The idea for this post came while I was preparing a short series of workshop sessions for teachers and academic managers. The theme for the series was Continuing Professional Development (CPD), which is one of my favorite areas to discuss and work on. I realized, however, that the definition of PD, the beliefs and values describing it vary from organization to organization, from school to school, culture to culture.
The list of PD beliefs below was put together in the process of thinking, discussing the ideas and reflecting on my own beliefs about PD. I was also trying to see multiple perspectives and imagined what newer teachers might see as PD, and what might change if we are looking at it from the experienced teacher’s point of view. If we take PD more ‘globally’ then the management’s ideas need to be brought into consideration as well.
Questions to the readers:
Would you add any more ideas (maybe I have missed something important)?
Would you delete any specific points (and if so, why)?
Do you see any issues with the list as it is now?
** I am also sharing some suggested activities below**
- PD activities are carried out because there are consequences for not doing so.
- PD is about fixing some teaching mistakes, developing weaker areas.
- PD is about becoming the best teacher one can be.
- PD needs to be fun/pleasant.
- PD feels like punishment and extra work.
- PD is sometimes extra work one is not paid for.
- PD is about noticing one’s strengths and building on them.
- PD is about finding and developing one’s unique teaching style (or a voice!).
- PD is a synonym (or is very close) to Personal Development.
- PD is a synonym (or is very close) to Training.
- PD is an endless process.
- PD is a way not to be bored with the everyday job.
- PD is a synonym (or is very close) to Evaluation.
- PD is a contribution/investment into a teacher’s personal brand.
- PD can (and has to!) always be measured.
- PD is about being a role model to colleagues.
- PD is about validating existing practices.
- PD is a chance to ask yourself why you do what you do.

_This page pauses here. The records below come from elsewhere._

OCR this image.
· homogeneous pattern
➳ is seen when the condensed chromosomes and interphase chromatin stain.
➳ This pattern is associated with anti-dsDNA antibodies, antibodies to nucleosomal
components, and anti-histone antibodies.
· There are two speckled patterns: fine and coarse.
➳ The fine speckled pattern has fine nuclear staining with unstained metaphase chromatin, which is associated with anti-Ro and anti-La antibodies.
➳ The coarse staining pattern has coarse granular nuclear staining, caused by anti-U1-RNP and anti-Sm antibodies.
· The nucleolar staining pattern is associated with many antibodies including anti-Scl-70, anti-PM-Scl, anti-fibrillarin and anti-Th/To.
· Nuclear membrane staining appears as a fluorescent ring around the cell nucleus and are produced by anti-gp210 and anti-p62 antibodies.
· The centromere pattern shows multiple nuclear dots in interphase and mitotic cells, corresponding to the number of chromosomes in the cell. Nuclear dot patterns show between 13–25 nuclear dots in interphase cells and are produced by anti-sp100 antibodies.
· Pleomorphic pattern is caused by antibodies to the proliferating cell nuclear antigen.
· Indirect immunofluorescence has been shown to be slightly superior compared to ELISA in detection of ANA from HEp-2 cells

- PD is something that attracts new teachers to our organization.
- PD is something that teachers need to be paid for.
- PD is something that teachers must pay for themselves.
- PD is a gift from the school to the teachers.
- Quality PD is carried out by a DoS.
- Quality PD can be collaborative, e.g. through peer coaching/special interest groups, etc.
- Quality PD is teachers’ own initiative.
- PD makes our organization stand out.
- PD is something that existing students/customers usually notice, appreciate and respect.
- PD is something our teachers feel proud about.
- PD is a selling point for an organization/school to attract new customers.
- Saying ‘yes’ to a project/assignment you have never done before is already PD.
- ________ [add your idea here]
As I said, the list is only a basis for discussion, a ‘raw’ material for several activities I am thinking about, such as:
A Categorizing: Whose belief about PD might this be?
- Newer teachers’
- Experienced teachers’
- Academic manager(s)’
- School owner/CEO’s
B Which beliefs about PD do you share now? (had in the past?)
C Which of the points in the list made you think? Which ones would you like to explore in more depth?
Question to the readers: what else can be done with the list above? What suggestions can you offer?
My current thought is to bring the (results of the) discussion from the teachers to the academic management of the school (ideally, they will be present during the workshop and listen to what the teachers had to share) and use these beliefs to continue the discussion of what potential changes the current CPD program in the school might need.